Six Interesting things about the Statue
- Unveiled on June 15, 1937
- Funded by George Augustus Peabody, a descendant of John Endicott
- John Endicott Statue is Eight-feet tall and the backside is 10 feet wide and 17 feet wide. The entire statue is made in granite.
- The original granite block weighed 12 tons, and after the statue was created it weighed 10 tons.
- Ralph Wed Gray was the Architect
- Carl Paul Jennewein was the sculptor - who's other worked include the Two Panels inside the White House and 50+ separate sculptures in the Justice Department Building
Quotes on the Statue
Strong valiant John wilt thou march on, and take up the station first, Christ cal'd hath thee his soldier be, and faile not of thy trust.

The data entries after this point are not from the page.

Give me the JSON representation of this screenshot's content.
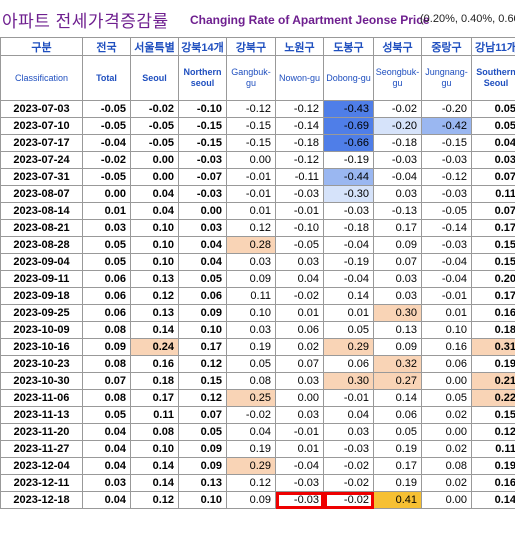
{
  "title": {
    "korean": "아파트 전세가격증감률",
    "english": "Changing Rate of Apartment Jeonse Price",
    "note": "(0.20%, 0.40%, 0.60"
  },
  "columns": [
    {
      "kr": "구분",
      "en": "Classification"
    },
    {
      "kr": "전국",
      "en": "Total"
    },
    {
      "kr": "서울특별",
      "en": "Seoul"
    },
    {
      "kr": "강북14개",
      "en": "Northern seoul"
    },
    {
      "kr": "강북구",
      "en": "Gangbuk-gu"
    },
    {
      "kr": "노원구",
      "en": "Nowon-gu"
    },
    {
      "kr": "도봉구",
      "en": "Dobong-gu"
    },
    {
      "kr": "성북구",
      "en": "Seongbuk-gu"
    },
    {
      "kr": "중랑구",
      "en": "Jungnang-gu"
    },
    {
      "kr": "강남11개",
      "en": "Southern Seoul"
    }
  ],
  "rows": [
    {
      "date": "2023-07-03",
      "v": [
        "-0.05",
        "-0.02",
        "-0.10",
        "-0.12",
        "-0.12",
        "-0.43",
        "-0.02",
        "-0.20",
        "0.05"
      ]
    },
    {
      "date": "2023-07-10",
      "v": [
        "-0.05",
        "-0.05",
        "-0.15",
        "-0.15",
        "-0.14",
        "-0.69",
        "-0.20",
        "-0.42",
        "0.05"
      ]
    },
    {
      "date": "2023-07-17",
      "v": [
        "-0.04",
        "-0.05",
        "-0.15",
        "-0.15",
        "-0.18",
        "-0.66",
        "-0.18",
        "-0.15",
        "0.04"
      ]
    },
    {
      "date": "2023-07-24",
      "v": [
        "-0.02",
        "0.00",
        "-0.03",
        "0.00",
        "-0.12",
        "-0.19",
        "-0.03",
        "-0.03",
        "0.03"
      ]
    },
    {
      "date": "2023-07-31",
      "v": [
        "-0.05",
        "0.00",
        "-0.07",
        "-0.01",
        "-0.11",
        "-0.44",
        "-0.04",
        "-0.12",
        "0.07"
      ]
    },
    {
      "date": "2023-08-07",
      "v": [
        "0.00",
        "0.04",
        "-0.03",
        "-0.01",
        "-0.03",
        "-0.30",
        "0.03",
        "-0.03",
        "0.11"
      ]
    },
    {
      "date": "2023-08-14",
      "v": [
        "0.01",
        "0.04",
        "0.00",
        "0.01",
        "-0.01",
        "-0.03",
        "-0.13",
        "-0.05",
        "0.07"
      ]
    },
    {
      "date": "2023-08-21",
      "v": [
        "0.03",
        "0.10",
        "0.03",
        "0.12",
        "-0.10",
        "-0.18",
        "0.17",
        "-0.14",
        "0.17"
      ]
    },
    {
      "date": "2023-08-28",
      "v": [
        "0.05",
        "0.10",
        "0.04",
        "0.28",
        "-0.05",
        "-0.04",
        "0.09",
        "-0.03",
        "0.15"
      ]
    },
    {
      "date": "2023-09-04",
      "v": [
        "0.05",
        "0.10",
        "0.04",
        "0.03",
        "0.03",
        "-0.19",
        "0.07",
        "-0.04",
        "0.15"
      ]
    },
    {
      "date": "2023-09-11",
      "v": [
        "0.06",
        "0.13",
        "0.05",
        "0.09",
        "0.04",
        "-0.04",
        "0.03",
        "-0.04",
        "0.20"
      ]
    },
    {
      "date": "2023-09-18",
      "v": [
        "0.06",
        "0.12",
        "0.06",
        "0.11",
        "-0.02",
        "0.14",
        "0.03",
        "-0.01",
        "0.17"
      ]
    },
    {
      "date": "2023-09-25",
      "v": [
        "0.06",
        "0.13",
        "0.09",
        "0.10",
        "0.01",
        "0.01",
        "0.30",
        "0.01",
        "0.16"
      ]
    },
    {
      "date": "2023-10-09",
      "v": [
        "0.08",
        "0.14",
        "0.10",
        "0.03",
        "0.06",
        "0.05",
        "0.13",
        "0.10",
        "0.18"
      ]
    },
    {
      "date": "2023-10-16",
      "v": [
        "0.09",
        "0.24",
        "0.17",
        "0.19",
        "0.02",
        "0.29",
        "0.09",
        "0.16",
        "0.31"
      ]
    },
    {
      "date": "2023-10-23",
      "v": [
        "0.08",
        "0.16",
        "0.12",
        "0.05",
        "0.07",
        "0.06",
        "0.32",
        "0.06",
        "0.19"
      ]
    },
    {
      "date": "2023-10-30",
      "v": [
        "0.07",
        "0.18",
        "0.15",
        "0.08",
        "0.03",
        "0.30",
        "0.27",
        "0.00",
        "0.21"
      ]
    },
    {
      "date": "2023-11-06",
      "v": [
        "0.08",
        "0.17",
        "0.12",
        "0.25",
        "0.00",
        "-0.01",
        "0.14",
        "0.05",
        "0.22"
      ]
    },
    {
      "date": "2023-11-13",
      "v": [
        "0.05",
        "0.11",
        "0.07",
        "-0.02",
        "0.03",
        "0.04",
        "0.06",
        "0.02",
        "0.15"
      ]
    },
    {
      "date": "2023-11-20",
      "v": [
        "0.04",
        "0.08",
        "0.05",
        "0.04",
        "-0.01",
        "0.03",
        "0.05",
        "0.00",
        "0.12"
      ]
    },
    {
      "date": "2023-11-27",
      "v": [
        "0.04",
        "0.10",
        "0.09",
        "0.19",
        "0.01",
        "-0.03",
        "0.19",
        "0.02",
        "0.11"
      ]
    },
    {
      "date": "2023-12-04",
      "v": [
        "0.04",
        "0.14",
        "0.09",
        "0.29",
        "-0.04",
        "-0.02",
        "0.17",
        "0.08",
        "0.19"
      ]
    },
    {
      "date": "2023-12-11",
      "v": [
        "0.03",
        "0.14",
        "0.13",
        "0.12",
        "-0.03",
        "-0.02",
        "0.19",
        "0.02",
        "0.16"
      ]
    },
    {
      "date": "2023-12-18",
      "v": [
        "0.04",
        "0.12",
        "0.10",
        "0.09",
        "-0.03",
        "-0.02",
        "0.41",
        "0.00",
        "0.14"
      ]
    }
  ],
  "bold_columns": [
    0,
    1,
    2,
    8
  ],
  "highlights": {
    "0-5": "blue1",
    "1-5": "blue1",
    "2-5": "blue1",
    "4-5": "blue2",
    "5-5": "blue3",
    "1-6": "blue3",
    "1-7": "blue2",
    "8-3": "peach",
    "21-3": "peach",
    "17-3": "peach",
    "12-6": "peach",
    "15-6": "peach",
    "16-6": "peach",
    "23-6": "gold",
    "14-1": "peach",
    "14-5": "peach",
    "16-5": "peach",
    "14-8": "peach",
    "16-8": "peach",
    "17-8": "peach"
  },
  "red_boxed_cells": [
    "23-4",
    "23-5"
  ],
  "colors": {
    "header_text": "#1f4fbf",
    "title_text": "#6e1f8f",
    "strong_decline": "#4f7ee8",
    "moderate_decline": "#9ab7f1",
    "mild_decline": "#d6e3fa",
    "moderate_rise": "#f9d4b6",
    "strong_rise": "#f6c033",
    "annotation_box": "#e00000"
  }
}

Edward Johnson 1654
Bequest of George Augustus Peabody, Esquire of Danvers, Massachusetts.
On a separate plaque:
"Ralph Weld Gray, architect/Carl Paul Jennewein, sculptor/1936."

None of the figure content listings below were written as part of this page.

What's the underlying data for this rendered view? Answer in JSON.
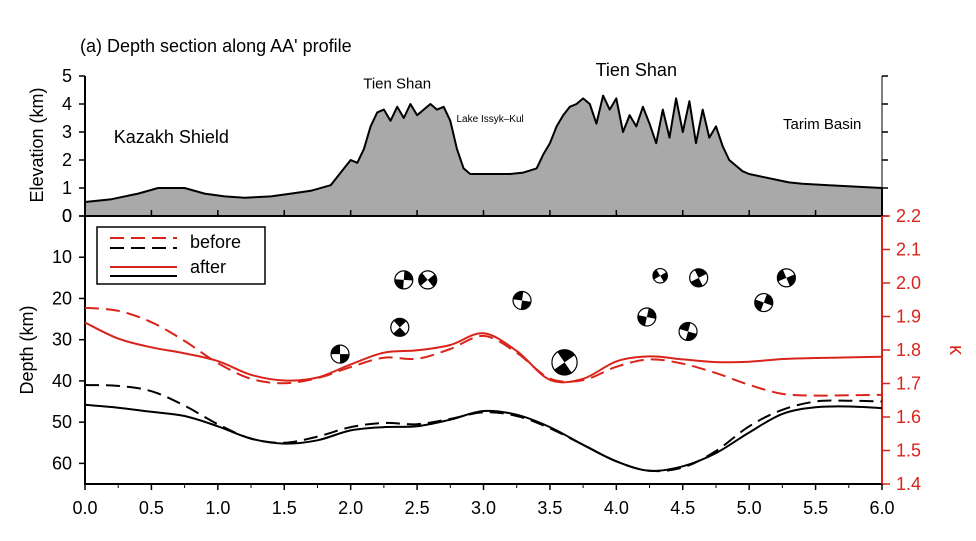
{
  "title": "(a) Depth section along AA' profile",
  "colors": {
    "before_after_red": "#d9241c",
    "black": "#000000",
    "topo_fill": "#a9a9a9"
  },
  "chart_data": [
    {
      "type": "area",
      "ylabel": "Elevation (km)",
      "ylim": [
        0,
        5
      ],
      "yticks": [
        "0",
        "1",
        "2",
        "3",
        "4",
        "5"
      ],
      "xlim": [
        0,
        6
      ],
      "annotations": [
        {
          "text": "Kazakh Shield",
          "x": 0.65,
          "y": 2.6
        },
        {
          "text": "Tien Shan",
          "x": 2.35,
          "y": 4.55
        },
        {
          "text": "Lake Issyk–Kul",
          "x": 3.05,
          "y": 3.35
        },
        {
          "text": "Tien Shan",
          "x": 4.15,
          "y": 5.0
        },
        {
          "text": "Tarim Basin",
          "x": 5.55,
          "y": 3.1
        }
      ],
      "x": [
        0,
        0.2,
        0.4,
        0.55,
        0.75,
        0.9,
        1.05,
        1.2,
        1.4,
        1.55,
        1.7,
        1.85,
        1.95,
        2.0,
        2.05,
        2.1,
        2.15,
        2.2,
        2.25,
        2.3,
        2.35,
        2.4,
        2.45,
        2.5,
        2.55,
        2.6,
        2.65,
        2.7,
        2.75,
        2.8,
        2.85,
        2.9,
        3.0,
        3.1,
        3.2,
        3.3,
        3.4,
        3.45,
        3.5,
        3.55,
        3.6,
        3.65,
        3.7,
        3.75,
        3.8,
        3.85,
        3.9,
        3.95,
        4.0,
        4.05,
        4.1,
        4.15,
        4.2,
        4.25,
        4.3,
        4.35,
        4.4,
        4.45,
        4.5,
        4.55,
        4.6,
        4.65,
        4.7,
        4.75,
        4.8,
        4.85,
        4.9,
        4.95,
        5.0,
        5.1,
        5.2,
        5.3,
        5.4,
        5.6,
        5.8,
        6.0
      ],
      "values": [
        0.5,
        0.6,
        0.8,
        1.0,
        1.0,
        0.8,
        0.7,
        0.65,
        0.7,
        0.8,
        0.9,
        1.1,
        1.7,
        2.0,
        1.9,
        2.4,
        3.2,
        3.7,
        3.8,
        3.4,
        3.9,
        3.5,
        4.0,
        3.6,
        3.8,
        4.0,
        3.8,
        3.9,
        3.4,
        2.4,
        1.7,
        1.5,
        1.5,
        1.5,
        1.5,
        1.55,
        1.7,
        2.2,
        2.6,
        3.2,
        3.6,
        3.9,
        4.0,
        4.2,
        4.0,
        3.3,
        4.3,
        3.8,
        4.2,
        3.0,
        3.6,
        3.2,
        3.9,
        3.3,
        2.6,
        3.8,
        2.8,
        4.2,
        3.0,
        4.1,
        2.6,
        3.8,
        2.8,
        3.2,
        2.5,
        2.0,
        1.8,
        1.6,
        1.5,
        1.4,
        1.3,
        1.2,
        1.15,
        1.1,
        1.05,
        1.0
      ]
    },
    {
      "type": "line",
      "ylabel": "Depth (km)",
      "y2label": "κ",
      "ylim": [
        0,
        65
      ],
      "y2lim": [
        1.4,
        2.2
      ],
      "xlim": [
        0,
        6
      ],
      "xticks": [
        "0.0",
        "0.5",
        "1.0",
        "1.5",
        "2.0",
        "2.5",
        "3.0",
        "3.5",
        "4.0",
        "4.5",
        "5.0",
        "5.5",
        "6.0"
      ],
      "yticks": [
        "0",
        "10",
        "20",
        "30",
        "40",
        "50",
        "60"
      ],
      "y2ticks": [
        "1.4",
        "1.5",
        "1.6",
        "1.7",
        "1.8",
        "1.9",
        "2.0",
        "2.1",
        "2.2"
      ],
      "legend": {
        "placement": "top-left",
        "entries": [
          "before",
          "after"
        ]
      },
      "x": [
        0,
        0.25,
        0.5,
        0.75,
        1.0,
        1.25,
        1.5,
        1.75,
        2.0,
        2.25,
        2.5,
        2.75,
        3.0,
        3.25,
        3.5,
        3.75,
        4.0,
        4.25,
        4.5,
        4.75,
        5.0,
        5.25,
        5.5,
        5.75,
        6.0
      ],
      "series": [
        {
          "name": "before",
          "axis": "depth",
          "color": "black",
          "dash": true,
          "values": [
            41,
            41.2,
            42.5,
            46,
            50.5,
            54,
            55,
            53.5,
            51.2,
            50.2,
            50.5,
            49.2,
            47.6,
            48.5,
            51.5,
            55.5,
            59.5,
            61.8,
            61,
            57,
            51,
            47,
            45,
            44.8,
            45
          ]
        },
        {
          "name": "after",
          "axis": "depth",
          "color": "black",
          "dash": false,
          "values": [
            45.8,
            46.5,
            47.5,
            48.5,
            51,
            54,
            55.2,
            54.4,
            52,
            51.2,
            51,
            49.4,
            47.3,
            48.2,
            51.2,
            55.5,
            59.5,
            61.8,
            60.7,
            57.5,
            52.5,
            48,
            46.4,
            46.2,
            46.6
          ]
        },
        {
          "name": "before",
          "axis": "kappa",
          "color": "red",
          "dash": true,
          "values": [
            1.926,
            1.917,
            1.883,
            1.827,
            1.761,
            1.714,
            1.701,
            1.716,
            1.749,
            1.777,
            1.774,
            1.803,
            1.842,
            1.792,
            1.715,
            1.71,
            1.75,
            1.772,
            1.759,
            1.731,
            1.696,
            1.669,
            1.664,
            1.665,
            1.666
          ]
        },
        {
          "name": "after",
          "axis": "kappa",
          "color": "red",
          "dash": false,
          "values": [
            1.882,
            1.834,
            1.808,
            1.79,
            1.767,
            1.726,
            1.709,
            1.718,
            1.757,
            1.792,
            1.799,
            1.815,
            1.85,
            1.797,
            1.711,
            1.714,
            1.766,
            1.781,
            1.772,
            1.764,
            1.765,
            1.773,
            1.776,
            1.778,
            1.78
          ]
        }
      ],
      "focal_mechanisms": [
        {
          "x": 1.92,
          "depth": 33.5,
          "size": 1
        },
        {
          "x": 2.37,
          "depth": 27,
          "size": 1
        },
        {
          "x": 2.4,
          "depth": 15.5,
          "size": 1
        },
        {
          "x": 2.58,
          "depth": 15.5,
          "size": 1
        },
        {
          "x": 3.29,
          "depth": 20.5,
          "size": 1
        },
        {
          "x": 3.61,
          "depth": 35.5,
          "size": 1.4
        },
        {
          "x": 4.23,
          "depth": 24.5,
          "size": 1
        },
        {
          "x": 4.33,
          "depth": 14.5,
          "size": 0.8
        },
        {
          "x": 4.54,
          "depth": 28,
          "size": 1
        },
        {
          "x": 4.62,
          "depth": 15,
          "size": 1
        },
        {
          "x": 5.11,
          "depth": 21,
          "size": 1
        },
        {
          "x": 5.28,
          "depth": 15,
          "size": 1
        }
      ]
    }
  ]
}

Eight Interesting things I learned about John Endicott
- John Endecott is regarded as one of the Fathers of New England. He was the longest serving Governor of the Massachusetts Bay Colony.

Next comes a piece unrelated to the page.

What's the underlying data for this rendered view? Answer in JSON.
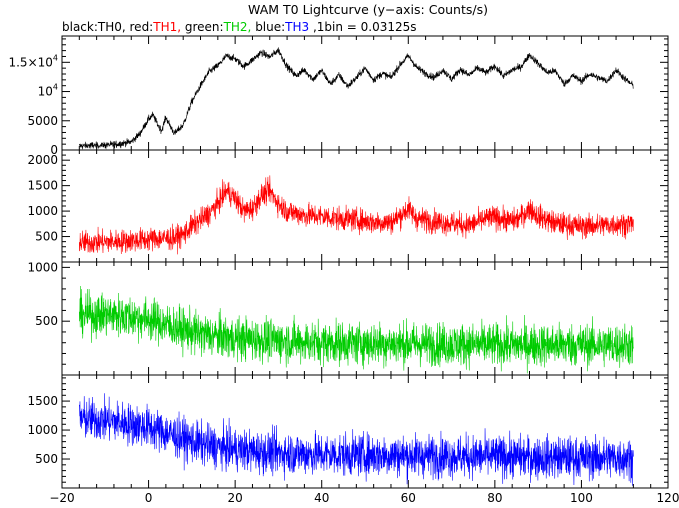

- Born on March 15, 1588, in Devon, England. He came to the New World (Salem Massachusetts) in 1628 to help bring some order to the New World
- There isn't much known about John Endicott life in England.
- John Endecott and John Winthrop, were the first two governors of Massachusetts Bay Colony. Between xx and xx they alternated governorship responsibilities.
- In 1636, John Endecott lead a group of colonial volunteers against the Pequots on Block Island - Part of Rhode Island. This military action started the Pequot War. The resulting war killed 700 Pequots - virtually extinguished the tribe.
- He gave the final orders to have Mary Dyer executed because she didn't listen to the court. The court had asked her multiple times to stay away from Boston.
- Died March 15, 1665 (Age 77) and is buried in tomb 189 in Boston's historic Granary Burying Grounds.
- For many years people thought he was buried at the nearby Kings Burying Grounds. It wasn't until xxx that the records were set.
Finding the Statue
The statue is located on Forsyth Way near the Museum of Fine Arts. If you take the Green Line and get off at the Northeastern University stop.